Es geht um eine Geschichte, um ein Familiendrama, um eine Familiensaga über drei Generationen, die es in sich hat und die aber doch so unglaublich wieder nicht ist, daß man sie nicht irgendwie verstünde.
Und es geht um Jorge, den pater familiae, der leidet.
Woran er leidet, ist auch wieder sehr verständlich geschildert.
Doch darüber soll hier nicht zuviel gesprochen werden.
Wie genau John von Düffel mitunter betrachtet, von allen Seiten her, nach allen Seiten hin, das ist schon erstaunlich, wenn auch zuweilen erstaunlich banale Alltäglichkeiten eingeflochten sind, die allerdings das Ganze würzen, wie: "...bei größeren Tischgesellschaften und insbesondere offiziellen Anlässen, wo der direkte Weg zur Toilette gleichsam durch Etikette versperrt war," und man mit dem "Schließmuskel zu ringen habe", was sich gleichsam als Rebellion für in Kindheitstagen erlittene Fremdbestimmung nunmehr rächte.
Ja, da kommen auch durchaus wissenschaftlich-medizinische Kenntnisse zum Tragen, wie auch die Beobachtungen beim alternden Jorge und seine schleichende schwere Krankheit sehr genau und erstaunlich mitleidend erzählt werden.
Hier, in diesem Buch wird ein Schwimmer beschrieben, ein Patriarch, ein Familienvater, dessen Art zu leben und zu herrschen wohl ein für allemal der Vergangenheit angehören könnte.
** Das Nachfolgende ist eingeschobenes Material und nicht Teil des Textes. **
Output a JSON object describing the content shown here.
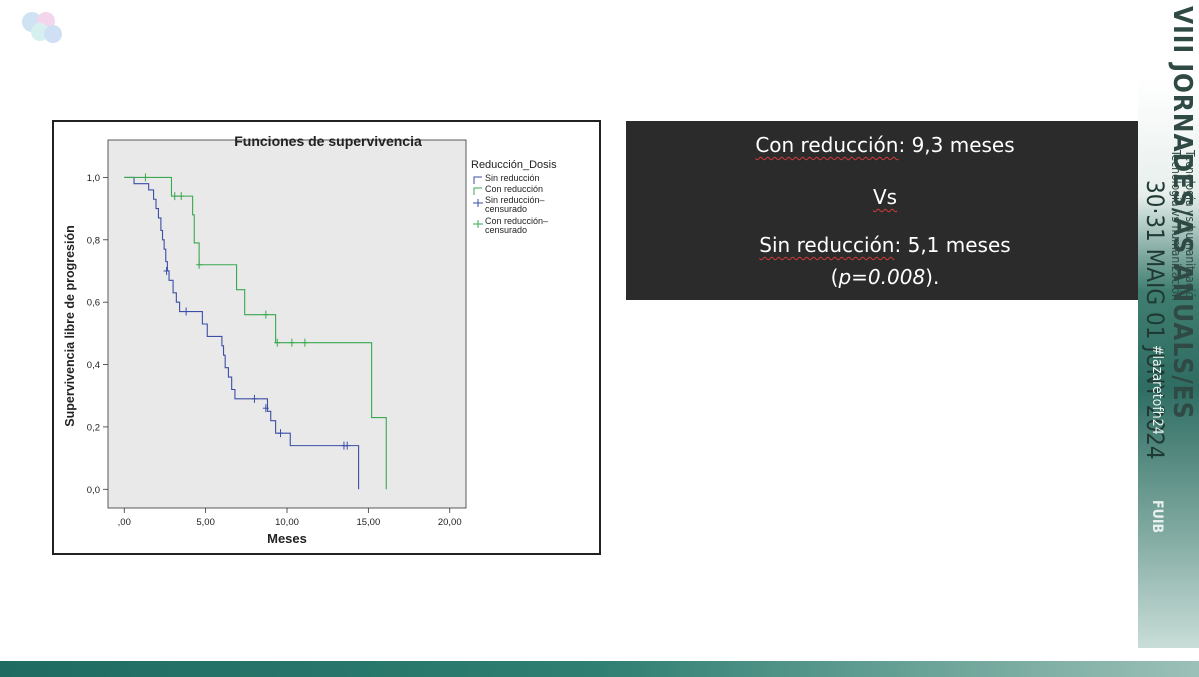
{
  "chart_data": {
    "type": "line",
    "title": "Funciones de supervivencia",
    "xlabel": "Meses",
    "ylabel": "Supervivencia libre de progresión",
    "xlim": [
      -1,
      21
    ],
    "ylim": [
      -0.06,
      1.12
    ],
    "x_ticks": [
      ",00",
      "5,00",
      "10,00",
      "15,00",
      "20,00"
    ],
    "x_tick_values": [
      0,
      5,
      10,
      15,
      20
    ],
    "y_ticks": [
      "0,0",
      "0,2",
      "0,4",
      "0,6",
      "0,8",
      "1,0"
    ],
    "y_tick_values": [
      0,
      0.2,
      0.4,
      0.6,
      0.8,
      1.0
    ],
    "legend_title": "Reducción_Dosis",
    "legend": [
      "Sin reducción",
      "Con reducción",
      "Sin reducción–censurado",
      "Con reducción–censurado"
    ],
    "series": [
      {
        "name": "Sin reducción",
        "color": "#3b4fa8",
        "steps": [
          [
            0,
            1.0
          ],
          [
            0.6,
            0.98
          ],
          [
            1.5,
            0.96
          ],
          [
            1.8,
            0.93
          ],
          [
            1.95,
            0.9
          ],
          [
            2.1,
            0.87
          ],
          [
            2.25,
            0.83
          ],
          [
            2.35,
            0.8
          ],
          [
            2.45,
            0.77
          ],
          [
            2.55,
            0.73
          ],
          [
            2.65,
            0.7
          ],
          [
            2.75,
            0.67
          ],
          [
            3.0,
            0.63
          ],
          [
            3.2,
            0.6
          ],
          [
            3.4,
            0.57
          ],
          [
            4.8,
            0.53
          ],
          [
            5.1,
            0.49
          ],
          [
            6.0,
            0.46
          ],
          [
            6.1,
            0.43
          ],
          [
            6.2,
            0.39
          ],
          [
            6.4,
            0.36
          ],
          [
            6.6,
            0.32
          ],
          [
            6.8,
            0.29
          ],
          [
            8.8,
            0.25
          ],
          [
            9.0,
            0.22
          ],
          [
            9.3,
            0.18
          ],
          [
            10.2,
            0.14
          ],
          [
            14.4,
            0.0
          ]
        ],
        "end_x": 14.4,
        "censored": [
          [
            2.6,
            0.7
          ],
          [
            3.8,
            0.57
          ],
          [
            8.0,
            0.29
          ],
          [
            8.7,
            0.26
          ],
          [
            9.6,
            0.18
          ],
          [
            13.5,
            0.14
          ],
          [
            13.7,
            0.14
          ]
        ]
      },
      {
        "name": "Con reducción",
        "color": "#3aa84f",
        "steps": [
          [
            0,
            1.0
          ],
          [
            2.9,
            0.94
          ],
          [
            4.2,
            0.88
          ],
          [
            4.3,
            0.79
          ],
          [
            4.6,
            0.72
          ],
          [
            6.9,
            0.64
          ],
          [
            7.4,
            0.56
          ],
          [
            9.3,
            0.47
          ],
          [
            15.2,
            0.23
          ],
          [
            16.1,
            0.0
          ]
        ],
        "end_x": 16.1,
        "censored": [
          [
            1.3,
            1.0
          ],
          [
            3.1,
            0.94
          ],
          [
            3.5,
            0.94
          ],
          [
            4.6,
            0.72
          ],
          [
            8.7,
            0.56
          ],
          [
            9.4,
            0.47
          ],
          [
            10.3,
            0.47
          ],
          [
            11.1,
            0.47
          ]
        ]
      }
    ]
  },
  "slide_box": {
    "line1_label": "Con reducción",
    "line1_value": ": 9,3 meses",
    "line2": "Vs",
    "line3_label": "Sin reducción",
    "line3_value": ": 5,1 meses",
    "line4_open": "(",
    "line4_p": "p=0.008",
    "line4_close": ")."
  },
  "banner": {
    "title": "VIII JORNADES/AS ANUALS/ES",
    "line_a": "Tecnologia vs humanització",
    "line_b": "Tecnología vs humanización",
    "dates": "30·31 MAIG 01 JUNY 2024",
    "hashtag": "#lazaretofh24",
    "org": "FUIB"
  },
  "colors": {
    "box_bg": "#2b2b2b",
    "plot_bg": "#e9e9e9",
    "sin_reduccion": "#3b4fa8",
    "con_reduccion": "#3aa84f"
  }
}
Hier werden seine Frau, seine Freunde, seine Kinder und Enkel geschildert und es ist vor allem die Sprache, die langsam und sorgfältig in Szene gesetzt wird, verständnisvoll und mitfühlend, fundiert und genügend wissenschaftlich ausgeformt.
Daß dabei alles doch farbig ist und einige Überraschungen vorkommen, ist gewollt und gut, ebenso die durchgehend sympathisierende und wohlmeinende Betrachtung der einzelnen Personen. Das gibt Mut und dem Gejammere wenig Raum. Durchweg mutig ebenfalls und gegen den Strich der gängigen Meinungsmuster vieler moderner Schriftsteller, Missverständnisse der Generationen vorrangig in den Vordergrund zu rücken(!), ist die Schilderung des Verhältnisses von Sohn und Enkel, die mich sehr berührt hat.
Ein Lesevergnügen, das aber ebenfalls lehrreich sein kann und auch sein wird, so denke ich.
Bitte mehr davon!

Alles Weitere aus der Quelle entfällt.